The economy ministry on Monday announced a unilateral 10% reduction in import tariffs for a series of food and construction material items, without consulting members of the Mercosur trade bloc that also includes Argentina, Paraguay, Uruguay. 

The government has already cut fuel taxes and is now seeking to pass legislation that would limit at 17% a value-added levy known as ICMS that’s imposed by states on a series of goods and services. The bill proposing such a limit, which faces the opposition of state governors, is expected to go to a vote on the floor of the lower house this week, before heading to the senate. Some states such as Rio de Janeiro currently slap a 34% ICMS duty on gasoline sales. 

The bill’s approval would reduce this year’s inflation by about 1 percentage point, according to JPMorgan Chase & Co. That would be just a temporary relief for the central bank, which has already raised borrowing costs by 10.75 percentage points since last year, taking its key interest rate to 12.75%. Roberto Campos Neto, the bank’s president, has said Brazil has suffered the largest energy shock among key emerging market countries since the pandemic started. 

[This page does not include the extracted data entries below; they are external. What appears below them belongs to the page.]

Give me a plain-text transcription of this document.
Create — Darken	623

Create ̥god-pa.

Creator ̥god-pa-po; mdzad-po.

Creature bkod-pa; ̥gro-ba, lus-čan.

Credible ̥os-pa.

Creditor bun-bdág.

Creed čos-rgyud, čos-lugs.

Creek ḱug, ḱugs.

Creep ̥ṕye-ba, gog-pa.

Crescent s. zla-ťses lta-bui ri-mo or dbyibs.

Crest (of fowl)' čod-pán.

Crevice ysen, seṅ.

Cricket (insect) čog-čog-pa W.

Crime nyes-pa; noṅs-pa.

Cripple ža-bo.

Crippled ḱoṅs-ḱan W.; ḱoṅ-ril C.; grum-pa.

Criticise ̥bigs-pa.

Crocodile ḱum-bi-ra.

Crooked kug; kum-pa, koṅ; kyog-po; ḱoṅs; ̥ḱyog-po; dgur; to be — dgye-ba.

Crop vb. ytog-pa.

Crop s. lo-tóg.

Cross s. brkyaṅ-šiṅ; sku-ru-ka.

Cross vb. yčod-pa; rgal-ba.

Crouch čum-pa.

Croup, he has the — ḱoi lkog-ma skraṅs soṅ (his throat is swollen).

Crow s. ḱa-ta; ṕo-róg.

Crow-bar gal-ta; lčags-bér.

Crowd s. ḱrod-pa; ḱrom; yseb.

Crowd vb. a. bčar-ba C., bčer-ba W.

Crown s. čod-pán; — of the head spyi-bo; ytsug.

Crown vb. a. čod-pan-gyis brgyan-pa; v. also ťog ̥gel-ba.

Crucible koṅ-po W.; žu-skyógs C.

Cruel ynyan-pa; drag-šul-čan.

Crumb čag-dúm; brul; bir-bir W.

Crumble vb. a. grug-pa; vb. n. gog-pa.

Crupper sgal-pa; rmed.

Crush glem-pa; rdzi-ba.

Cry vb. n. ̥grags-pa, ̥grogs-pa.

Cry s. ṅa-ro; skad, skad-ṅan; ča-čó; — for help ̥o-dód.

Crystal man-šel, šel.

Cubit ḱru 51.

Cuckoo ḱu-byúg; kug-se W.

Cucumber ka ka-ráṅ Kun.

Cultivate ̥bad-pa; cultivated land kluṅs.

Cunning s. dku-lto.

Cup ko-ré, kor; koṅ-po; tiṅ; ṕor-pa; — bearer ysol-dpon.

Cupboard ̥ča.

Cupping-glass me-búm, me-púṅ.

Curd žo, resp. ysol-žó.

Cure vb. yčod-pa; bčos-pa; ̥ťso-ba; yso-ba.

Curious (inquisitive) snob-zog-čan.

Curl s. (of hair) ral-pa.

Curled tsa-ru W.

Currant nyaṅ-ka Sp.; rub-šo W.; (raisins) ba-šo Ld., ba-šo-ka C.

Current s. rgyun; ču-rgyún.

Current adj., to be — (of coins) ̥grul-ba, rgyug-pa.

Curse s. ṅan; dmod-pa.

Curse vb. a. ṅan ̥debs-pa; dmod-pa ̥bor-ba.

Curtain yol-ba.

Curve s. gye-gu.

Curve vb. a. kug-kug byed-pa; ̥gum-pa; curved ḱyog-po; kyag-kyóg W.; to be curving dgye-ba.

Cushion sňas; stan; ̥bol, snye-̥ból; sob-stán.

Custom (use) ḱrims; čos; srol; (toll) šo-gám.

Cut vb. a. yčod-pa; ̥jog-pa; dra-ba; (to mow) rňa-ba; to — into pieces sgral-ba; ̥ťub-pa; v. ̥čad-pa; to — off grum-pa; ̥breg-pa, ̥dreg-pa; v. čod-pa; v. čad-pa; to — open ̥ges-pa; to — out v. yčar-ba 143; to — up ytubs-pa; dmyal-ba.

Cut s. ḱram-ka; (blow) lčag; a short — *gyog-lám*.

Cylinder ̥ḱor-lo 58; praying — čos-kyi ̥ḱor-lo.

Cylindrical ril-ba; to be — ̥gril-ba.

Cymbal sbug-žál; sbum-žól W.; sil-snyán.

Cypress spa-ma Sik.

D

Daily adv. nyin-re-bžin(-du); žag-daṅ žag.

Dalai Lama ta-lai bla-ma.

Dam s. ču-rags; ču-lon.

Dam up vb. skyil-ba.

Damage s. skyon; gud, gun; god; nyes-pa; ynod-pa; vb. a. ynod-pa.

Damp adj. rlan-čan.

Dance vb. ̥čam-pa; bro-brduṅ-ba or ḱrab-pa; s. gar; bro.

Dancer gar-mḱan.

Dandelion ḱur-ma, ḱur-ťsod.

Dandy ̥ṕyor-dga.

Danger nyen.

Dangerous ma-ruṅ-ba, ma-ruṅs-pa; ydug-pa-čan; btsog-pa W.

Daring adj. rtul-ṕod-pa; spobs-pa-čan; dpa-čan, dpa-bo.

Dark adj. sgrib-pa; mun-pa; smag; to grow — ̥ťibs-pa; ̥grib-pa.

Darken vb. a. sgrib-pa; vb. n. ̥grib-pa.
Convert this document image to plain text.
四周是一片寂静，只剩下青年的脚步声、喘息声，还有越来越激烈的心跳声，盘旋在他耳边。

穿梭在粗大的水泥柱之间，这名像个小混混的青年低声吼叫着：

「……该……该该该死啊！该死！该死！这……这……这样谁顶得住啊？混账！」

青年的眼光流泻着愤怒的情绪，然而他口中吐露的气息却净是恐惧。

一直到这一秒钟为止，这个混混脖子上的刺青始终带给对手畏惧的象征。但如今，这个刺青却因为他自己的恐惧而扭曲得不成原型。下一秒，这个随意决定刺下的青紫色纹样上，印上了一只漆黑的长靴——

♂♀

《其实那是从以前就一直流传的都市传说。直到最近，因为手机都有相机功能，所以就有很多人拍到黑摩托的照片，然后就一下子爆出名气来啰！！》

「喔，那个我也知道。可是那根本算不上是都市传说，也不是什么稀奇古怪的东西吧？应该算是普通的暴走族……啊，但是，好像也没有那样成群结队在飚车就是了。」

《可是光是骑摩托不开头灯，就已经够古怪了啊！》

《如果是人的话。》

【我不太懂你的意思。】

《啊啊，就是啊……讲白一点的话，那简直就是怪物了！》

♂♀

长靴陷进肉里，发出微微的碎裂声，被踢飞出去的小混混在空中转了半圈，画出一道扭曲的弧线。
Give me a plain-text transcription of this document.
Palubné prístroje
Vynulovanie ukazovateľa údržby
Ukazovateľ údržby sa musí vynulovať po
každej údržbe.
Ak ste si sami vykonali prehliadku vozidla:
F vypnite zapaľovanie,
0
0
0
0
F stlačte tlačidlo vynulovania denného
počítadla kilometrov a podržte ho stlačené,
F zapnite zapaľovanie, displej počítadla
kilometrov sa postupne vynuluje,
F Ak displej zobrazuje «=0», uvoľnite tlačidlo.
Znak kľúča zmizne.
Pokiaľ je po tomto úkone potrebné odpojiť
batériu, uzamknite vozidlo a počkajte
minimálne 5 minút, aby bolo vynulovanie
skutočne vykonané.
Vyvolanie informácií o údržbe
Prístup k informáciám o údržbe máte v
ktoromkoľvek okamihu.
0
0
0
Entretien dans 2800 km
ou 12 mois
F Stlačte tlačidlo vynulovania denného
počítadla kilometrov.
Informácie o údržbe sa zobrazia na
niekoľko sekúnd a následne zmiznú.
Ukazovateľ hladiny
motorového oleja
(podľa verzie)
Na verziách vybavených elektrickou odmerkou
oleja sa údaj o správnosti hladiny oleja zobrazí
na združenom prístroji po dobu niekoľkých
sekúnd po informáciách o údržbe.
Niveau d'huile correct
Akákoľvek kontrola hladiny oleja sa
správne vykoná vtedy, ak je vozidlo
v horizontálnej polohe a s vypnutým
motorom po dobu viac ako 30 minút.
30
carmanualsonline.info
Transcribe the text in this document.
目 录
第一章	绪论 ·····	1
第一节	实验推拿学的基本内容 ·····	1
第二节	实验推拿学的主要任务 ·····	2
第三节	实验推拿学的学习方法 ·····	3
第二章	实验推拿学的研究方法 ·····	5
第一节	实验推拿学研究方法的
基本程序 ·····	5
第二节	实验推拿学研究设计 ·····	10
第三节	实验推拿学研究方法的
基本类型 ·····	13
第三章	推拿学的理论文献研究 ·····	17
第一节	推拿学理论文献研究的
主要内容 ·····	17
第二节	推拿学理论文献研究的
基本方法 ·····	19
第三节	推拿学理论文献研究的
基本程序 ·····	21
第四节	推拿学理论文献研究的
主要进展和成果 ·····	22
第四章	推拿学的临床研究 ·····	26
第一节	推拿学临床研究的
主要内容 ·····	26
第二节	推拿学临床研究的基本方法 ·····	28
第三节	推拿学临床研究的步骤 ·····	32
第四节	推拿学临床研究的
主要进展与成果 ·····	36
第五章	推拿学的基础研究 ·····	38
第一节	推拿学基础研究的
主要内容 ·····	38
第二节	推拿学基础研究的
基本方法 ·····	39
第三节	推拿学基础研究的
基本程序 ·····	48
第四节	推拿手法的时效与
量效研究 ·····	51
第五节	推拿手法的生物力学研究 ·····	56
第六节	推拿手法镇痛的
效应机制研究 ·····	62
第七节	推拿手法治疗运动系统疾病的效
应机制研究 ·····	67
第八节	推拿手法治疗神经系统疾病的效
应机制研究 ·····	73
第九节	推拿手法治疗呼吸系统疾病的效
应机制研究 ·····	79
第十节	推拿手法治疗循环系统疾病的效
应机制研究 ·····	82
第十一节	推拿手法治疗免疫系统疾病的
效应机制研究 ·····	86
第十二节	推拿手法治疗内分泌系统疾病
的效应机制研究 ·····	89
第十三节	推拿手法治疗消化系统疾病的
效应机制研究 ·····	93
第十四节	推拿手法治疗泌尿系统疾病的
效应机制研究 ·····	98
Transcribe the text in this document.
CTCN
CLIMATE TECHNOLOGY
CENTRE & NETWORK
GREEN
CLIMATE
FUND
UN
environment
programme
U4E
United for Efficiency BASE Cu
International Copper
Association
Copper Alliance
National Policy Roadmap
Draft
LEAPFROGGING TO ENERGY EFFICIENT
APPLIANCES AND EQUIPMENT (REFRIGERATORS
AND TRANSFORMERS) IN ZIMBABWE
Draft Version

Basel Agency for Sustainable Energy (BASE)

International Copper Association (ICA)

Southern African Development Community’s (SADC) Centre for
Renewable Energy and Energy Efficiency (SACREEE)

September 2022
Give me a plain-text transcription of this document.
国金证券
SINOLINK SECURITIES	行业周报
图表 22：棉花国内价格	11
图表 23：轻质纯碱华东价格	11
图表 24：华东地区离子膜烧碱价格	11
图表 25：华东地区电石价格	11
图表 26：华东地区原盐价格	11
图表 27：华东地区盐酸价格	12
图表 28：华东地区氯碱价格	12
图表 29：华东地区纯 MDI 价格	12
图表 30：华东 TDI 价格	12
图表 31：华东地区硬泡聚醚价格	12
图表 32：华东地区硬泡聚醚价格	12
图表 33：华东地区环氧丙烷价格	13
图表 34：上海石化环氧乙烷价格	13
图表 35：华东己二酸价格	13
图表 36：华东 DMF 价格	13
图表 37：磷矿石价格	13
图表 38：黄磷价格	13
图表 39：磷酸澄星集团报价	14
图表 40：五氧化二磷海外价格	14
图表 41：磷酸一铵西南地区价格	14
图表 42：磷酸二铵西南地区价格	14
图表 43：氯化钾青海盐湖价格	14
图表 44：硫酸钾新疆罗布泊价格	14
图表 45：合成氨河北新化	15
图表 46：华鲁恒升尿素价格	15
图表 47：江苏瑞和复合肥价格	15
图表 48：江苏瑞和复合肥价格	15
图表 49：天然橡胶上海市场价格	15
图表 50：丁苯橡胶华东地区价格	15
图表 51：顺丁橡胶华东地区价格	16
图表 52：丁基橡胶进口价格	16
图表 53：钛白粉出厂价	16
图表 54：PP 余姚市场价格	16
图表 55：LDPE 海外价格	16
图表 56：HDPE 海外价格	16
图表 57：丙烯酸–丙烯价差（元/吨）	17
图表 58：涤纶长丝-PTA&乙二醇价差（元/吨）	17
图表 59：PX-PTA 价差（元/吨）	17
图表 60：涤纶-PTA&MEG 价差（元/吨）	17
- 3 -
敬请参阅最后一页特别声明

“Those measures may provide some mild short-term relief on key prices. For fuel, they may postpone a long overdue price hike,” said Adriana Dupita, a Brazil economist with Bloomberg Economics. “However, they don’t remedy the issue of hot and widespread inflation or the prospect of slow disinflation.”

Economy Minister Paulo Guedes has so far staved off pressure to bankroll fuel subsidies by supporting the changes at the helm of Petrobras and defending the idea that it should adjust its prices less frequently.

“Petrobras’s new CEO needs to say if prices will stop rising and if there’s a risk of fuel shortages,” said Wallace Landim, one of the leaders of a massive trucker strike that paralyzed Brazil in 2018. “This pricing policy by Petrobras is crushing the middle class and leaving the poorest even poorer.”